Pour prendre un exemple concret, voyons ce qui est dit dans le livre Zêta, le septième. Aristote part d’une idée simple : il y a des choses qui sont et il y a des choses qui sont parce que d’autres choses sont. Dans ce second cas, il veut dire qu’il y a des remarques quantitatives, qualitatives, sur les affections, sur les actions… qui concernent ce qui relève du premier cas.

Dans la phrase « un homme marche », ce qui compte c’est « un homme », le fait qu’il marche est secondaire. Il faut selon Aristote se tourner vers le principal et aller le plus loin possible dans cette démarche, et alors on saura ce qu’est « l’être ».

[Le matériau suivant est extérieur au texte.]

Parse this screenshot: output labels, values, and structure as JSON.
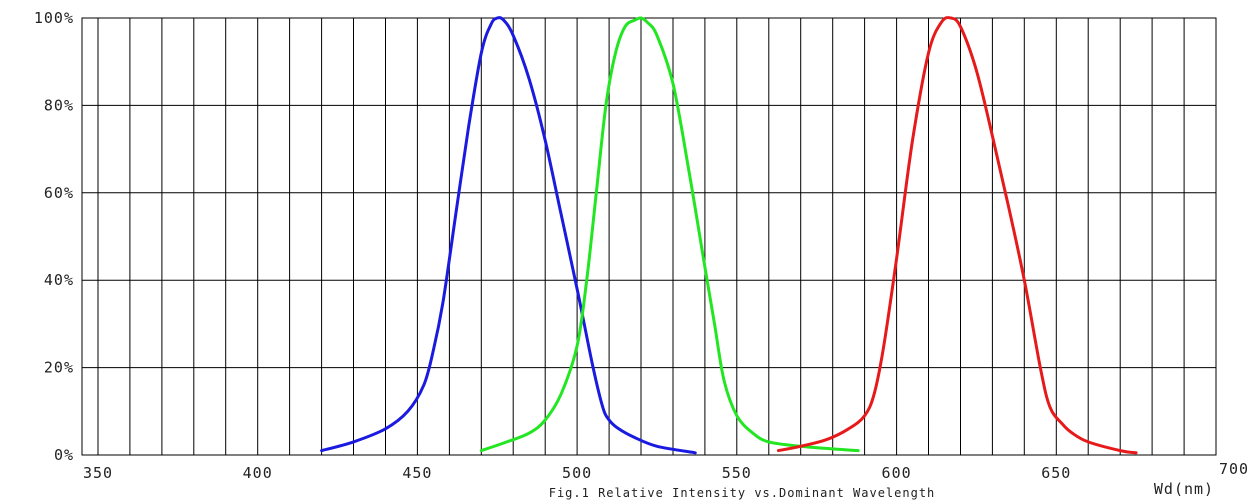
{
  "chart_data": {
    "type": "line",
    "title": "",
    "caption": "Fig.1 Relative Intensity vs.Dominant Wavelength",
    "xlabel": "Wd(nm)",
    "ylabel": "",
    "xlim": [
      345,
      700
    ],
    "ylim": [
      0,
      100
    ],
    "x_ticks": [
      "350",
      "400",
      "450",
      "500",
      "550",
      "600",
      "650",
      "700"
    ],
    "y_ticks": [
      "0%",
      "20%",
      "40%",
      "60%",
      "80%",
      "100%"
    ],
    "grid": true,
    "legend": "none",
    "series": [
      {
        "color": "#1a1ae0",
        "x": [
          420,
          430,
          440,
          447,
          452,
          455,
          458,
          462,
          466,
          470,
          473,
          475,
          477,
          480,
          485,
          490,
          495,
          500,
          505,
          508,
          510,
          513,
          518,
          525,
          537
        ],
        "y": [
          1,
          3,
          6,
          10,
          16,
          24,
          35,
          55,
          75,
          92,
          98.5,
          100,
          99.5,
          96,
          86,
          72,
          55,
          38,
          20,
          11,
          8,
          6,
          4,
          2,
          0.5
        ]
      },
      {
        "color": "#22e622",
        "x": [
          470,
          478,
          485,
          490,
          495,
          500,
          503,
          506,
          509,
          512,
          515,
          518,
          520,
          522,
          525,
          530,
          535,
          540,
          543,
          546,
          550,
          555,
          560,
          570,
          578,
          588
        ],
        "y": [
          1,
          3,
          5,
          8,
          14,
          25,
          40,
          60,
          80,
          92,
          98,
          99.5,
          100,
          99,
          96,
          85,
          65,
          43,
          30,
          17,
          9,
          5,
          3,
          2,
          1.5,
          1
        ]
      },
      {
        "color": "#e61a1a",
        "x": [
          563,
          570,
          578,
          585,
          590,
          593,
          596,
          600,
          605,
          610,
          614,
          617,
          620,
          625,
          630,
          635,
          640,
          645,
          648,
          652,
          655,
          660,
          670,
          675
        ],
        "y": [
          1,
          2,
          3.5,
          6,
          9,
          14,
          25,
          45,
          72,
          92,
          99,
          100,
          98,
          88,
          73,
          57,
          40,
          20,
          11,
          7,
          5,
          3,
          1,
          0.5
        ]
      }
    ]
  }
}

Ce qui est principal, il l’appelle « substance », ce qui est secondaire est appelé « attribut ». La définition très connue de la substance par Aristote, qu’on trouve dans le live V, Delta (Δ), est tournée de manière complexe, mais résume cette opposition entre « quelque chose » d’un côté, et ce qui n’est pas vraiment de l’autre :

« On appelle substance, dans chaque chose, ce qui la fait ce qu’elle est, et ce dont l’explication constitue la définition essentielle de cette chose. »

La question de la substance devient alors centrale, puisque tout dépend d’elle. Aristote n’hésite pas à affirmer que :

« En vérité, l’objet éternel de toutes les recherches, présentes et passées, le problème toujours en suspens : qu’est-ce que l’Être ? revient à demander : qu’est-ce que la Substance ? »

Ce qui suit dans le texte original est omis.